Michaëlle Jean, 57 ans, Franco-canadienne, d’origine haïtienne, a été nommée, le 30 novembre dernier, secrétaire générale de l’Organisation internationale de la Francophonie (l’OIF). C’est inédit. Primo, elle est la première femme à occuper cette fonction. Elle succède au Sénégalais Abdou Diouf, qui, il y a 11 ans, avait pris la relève de l’Égyptien Boutros Boutros-Ghali (1998-2002). Secundo, depuis sa création en 1997, le poste de Secrétaire générale de l’OIF revenait à un Africain. Certains n’ont pas manqué d’ergoter sur cette entorse à la tradition. La nomination de Michaëlle Jean ne fait pas l’unanimité.
Pourquoi cette polémique et sur quoi repose cette tradition que certains défendent, bec et ongles, au sein de la francophonie? Au fait, qu’est-ce que la francophonie? Profitons de cette actualité tiède pour faire le point sur la francophonie mondiale, dont l’interaction sur la Fransaskoisie est, nous le verrons, indéniable.
La force de la francophonie est géographique
Tout commence vers 1880. Un géographe Français, au nom étrange, Onesime Reclus, collaborateur du journal Le Tour du monde, journal des voyages et des voyageurs, utilise pour la première fois le terme francophonie. À travers ce concept, il désigne l’ensemble des personnes et des pays parlant le français. D’après le rapport de l’Observatoire de la langue française, publié en 2014, sur les 7 milliards d’individus que compte la planète, environ 274 millions parlent français, dans 32 pays.
Pour l’instant, la force de la francophonie n’est pas numérique, elle est géographique ; on la retrouve en effet sur tous les continents. C’est en outre la langue officielle et de travail de la plupart des organisations internationales. Cependant, voici les chiffres clés du phénomène francophone internationale : sur les 274 millions de locuteurs français dans le monde, 7 % se trouvent en Amérique, 36 % en Europe et 54 % en Afrique, soit environ 147 millions de personnes. Le continent africain est le réservoir démographique de la langue française.

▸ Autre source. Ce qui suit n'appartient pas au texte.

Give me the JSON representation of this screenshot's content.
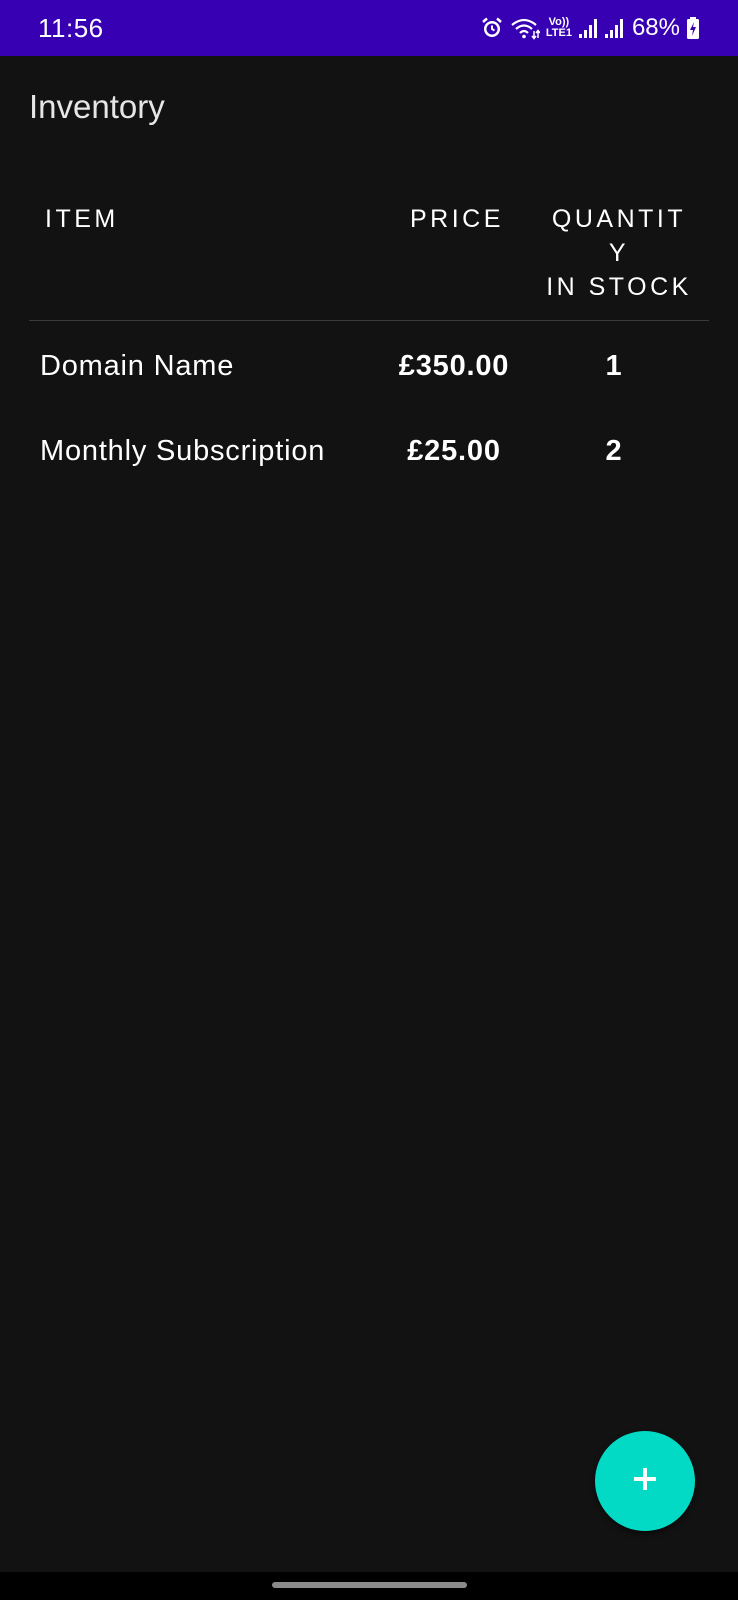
{
  "status_bar": {
    "time": "11:56",
    "lte_top": "Vo))",
    "lte_bottom": "LTE1",
    "battery": "68%",
    "icons": [
      "alarm-icon",
      "wifi-icon",
      "signal-icon",
      "signal-icon",
      "battery-charging-icon"
    ],
    "background": "#3700b3"
  },
  "app": {
    "title": "Inventory"
  },
  "table": {
    "headers": {
      "item": "ITEM",
      "price": "PRICE",
      "quantity": "QUANTIT\nY\nIN STOCK"
    },
    "rows": [
      {
        "item": "Domain Name",
        "price": "£350.00",
        "quantity": "1"
      },
      {
        "item": "Monthly Subscription",
        "price": "£25.00",
        "quantity": "2"
      }
    ]
  },
  "fab": {
    "icon": "plus-icon",
    "color": "#03dac5"
  },
  "theme": {
    "background": "#121212",
    "text": "#ffffff"
  }
}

En fait, « l’histoire des civilisations nous apprend qu’une langue se répand et s’impose en fonction de la puissance [militaire et économique] du pays auquel elle appartient ». C’est Pierre-André Wiltzer, ancien ministre français de la Coopération et de la Francophonie, qui le dit. Or, économiquement et militairement, face à la langue dominante anglaise, portée par la puissance économique des Etats-Unis, la France ne fait plus le poids. Que faire?
L’avenir du français est-il démographique?

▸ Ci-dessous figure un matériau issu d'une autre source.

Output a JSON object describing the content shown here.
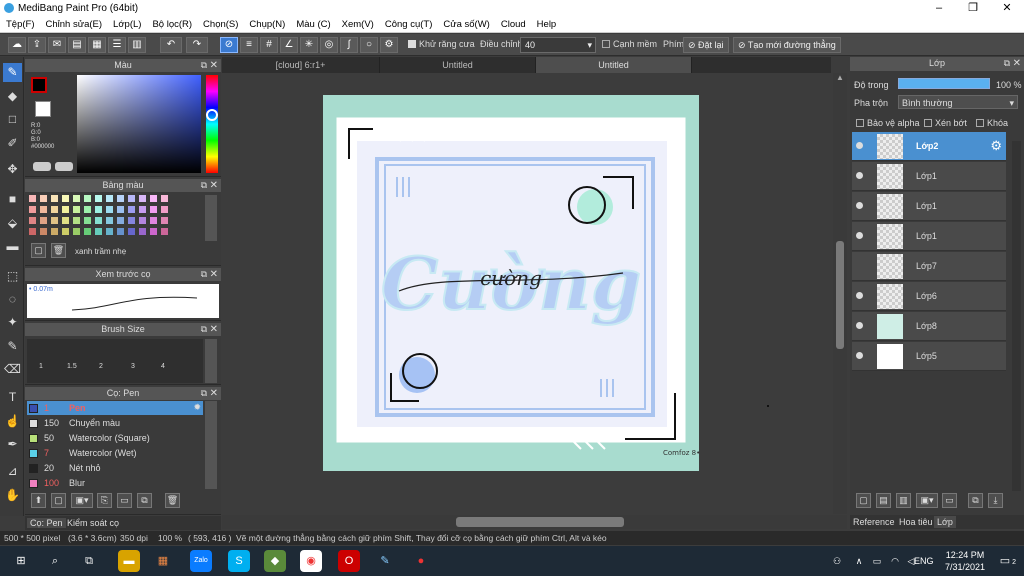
{
  "window": {
    "title": "MediBang Paint Pro (64bit)"
  },
  "menu": [
    "Tệp(F)",
    "Chỉnh sửa(E)",
    "Lớp(L)",
    "Bộ lọc(R)",
    "Chọn(S)",
    "Chụp(N)",
    "Màu (C)",
    "Xem(V)",
    "Công cụ(T)",
    "Cửa số(W)",
    "Cloud",
    "Help"
  ],
  "toolbar": {
    "antialias": "Khử răng cưa",
    "adjust_label": "Điều chỉnh",
    "adjust_value": "40",
    "edge": "Cạnh mềm",
    "key_label": "Phím",
    "set_btn": "Đặt lại",
    "line_btn": "Tạo mới đường thẳng"
  },
  "tabs": [
    "[cloud] 6:r1+",
    "Untitled",
    "Untitled"
  ],
  "color_panel": {
    "title": "Màu",
    "r": "R:0",
    "g": "G:0",
    "b": "B:0",
    "hex": "#000000"
  },
  "palette_panel": {
    "title": "Bảng màu",
    "name": "xanh trầm nhẹ"
  },
  "preview_panel": {
    "title": "Xem trước cọ",
    "size": "0.07m"
  },
  "brushsize_panel": {
    "title": "Brush Size",
    "sizes": [
      "1",
      "1.5",
      "2",
      "3",
      "4"
    ]
  },
  "brush_panel": {
    "title": "Cọ: Pen",
    "brushes": [
      {
        "size": "1",
        "name": "Pen",
        "color": "#3a4fb0"
      },
      {
        "size": "150",
        "name": "Chuyển màu",
        "color": "#dddddd"
      },
      {
        "size": "50",
        "name": "Watercolor (Square)",
        "color": "#b8e07a"
      },
      {
        "size": "7",
        "name": "Watercolor (Wet)",
        "color": "#5ad0e8"
      },
      {
        "size": "20",
        "name": "Nét nhỏ",
        "color": "#222222"
      },
      {
        "size": "100",
        "name": "Blur",
        "color": "#f080c0"
      }
    ]
  },
  "bottom_left_tabs": [
    "Cọ: Pen",
    "Kiểm soát cọ"
  ],
  "layer_panel": {
    "title": "Lớp",
    "opacity_label": "Độ trong",
    "opacity_value": "100 %",
    "blend_label": "Pha trộn",
    "blend_value": "Bình thường",
    "protect_alpha": "Bảo vệ alpha",
    "clip": "Xén bớt",
    "lock": "Khóa"
  },
  "layers": [
    "Lớp2",
    "Lớp1",
    "Lớp1",
    "Lớp1",
    "Lớp7",
    "Lớp6",
    "Lớp8",
    "Lớp5"
  ],
  "right_tabs": [
    "Reference",
    "Hoa tiêu",
    "Lớp"
  ],
  "artwork": {
    "text": "Cường",
    "overlay": "cường",
    "signature": "Comfoz\n8•17•17"
  },
  "status": {
    "size": "500 * 500 pixel",
    "dims": "(3.6 * 3.6cm)",
    "dpi": "350 dpi",
    "zoom": "100 %",
    "pos": "( 593, 416 )",
    "hint": "Vẽ một đường thẳng bằng cách giữ phím Shift, Thay đổi cỡ cọ bằng cách giữ phím Ctrl, Alt và kéo"
  },
  "taskbar": {
    "lang": "ENG",
    "time": "12:24 PM",
    "date": "7/31/2021",
    "notif": "2"
  },
  "colors": {
    "accent": "#3b7ad0",
    "selected_layer": "#4a90d0",
    "frame_green": "#a8dccf"
  }
}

« C’est là qu’il faut s’intéresser à un autre facteur déterminant dans l’histoire de l’humanité et des cultures : le facteur démographique, explique Pierre-André Wiltzer. En effet, les langues qui vont pouvoir résister à l’anglo-américain, ou du moins coexister durablement avec lui, sont celles qui seront parlées par un grand nombre de locuteurs, et pas seulement dans une seule région du monde ».
En d’autres termes, plus les personnes qui parlent français dans le monde seront nombreuses et bien réparties à travers la planète, plus la langue française aura une chance de survivre. C’est donc, en grande partie, en Afrique que se joue l’avenir du français dans le monde. À moyen terme, à l’horizon 2050, les démographes prévoient entre 500 et 700 millions de francophones en Afrique.

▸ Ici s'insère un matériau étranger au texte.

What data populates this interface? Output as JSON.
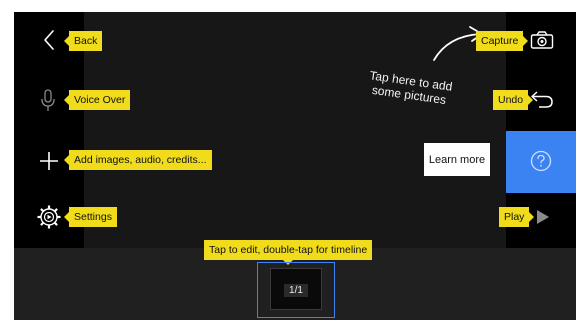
{
  "overlay": {
    "back": "Back",
    "voice_over": "Voice Over",
    "add_media": "Add images, audio, credits...",
    "settings": "Settings",
    "capture": "Capture",
    "undo": "Undo",
    "play": "Play",
    "timeline_tip": "Tap to edit, double-tap for timeline",
    "add_pictures_hint": "Tap here to add some pictures"
  },
  "buttons": {
    "learn_more": "Learn more"
  },
  "timeline": {
    "clip_counter": "1/1"
  },
  "icons": {
    "back": "chevron-left-icon",
    "voice_over": "microphone-icon",
    "add": "plus-icon",
    "settings": "gear-play-icon",
    "capture": "camera-icon",
    "undo": "undo-arrow-icon",
    "play": "play-triangle-icon",
    "help": "question-circle-icon",
    "hint_arrow": "curved-arrow-icon"
  },
  "colors": {
    "tooltip": "#f0dc1a",
    "accent": "#3b82f3",
    "background": "#161616",
    "rail": "#000000"
  }
}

Toutefois, c’est aussi, en partie, en Fransaskoisie, au Manitoba, en Ontario... et aux confins d’Haïti que se joue l’avenir du français, car la langue française doit occuper le terrain, pas pour dominer, mais pour assurer sa survie.
Enfin, le facteur démographique ne suffit pas. On ne nait pas francophone, on le devient. Les parents et les enseignants, notamment Fransaskois, savent que ce processus d’appropriation d’une langue est complexe et laborieux. « Cela me conduit à un constat, conclut Pierre-André Wiltzer, l’enjeu de la survie du français comme langue internationale réside en réalité dans l’éducation des populations ».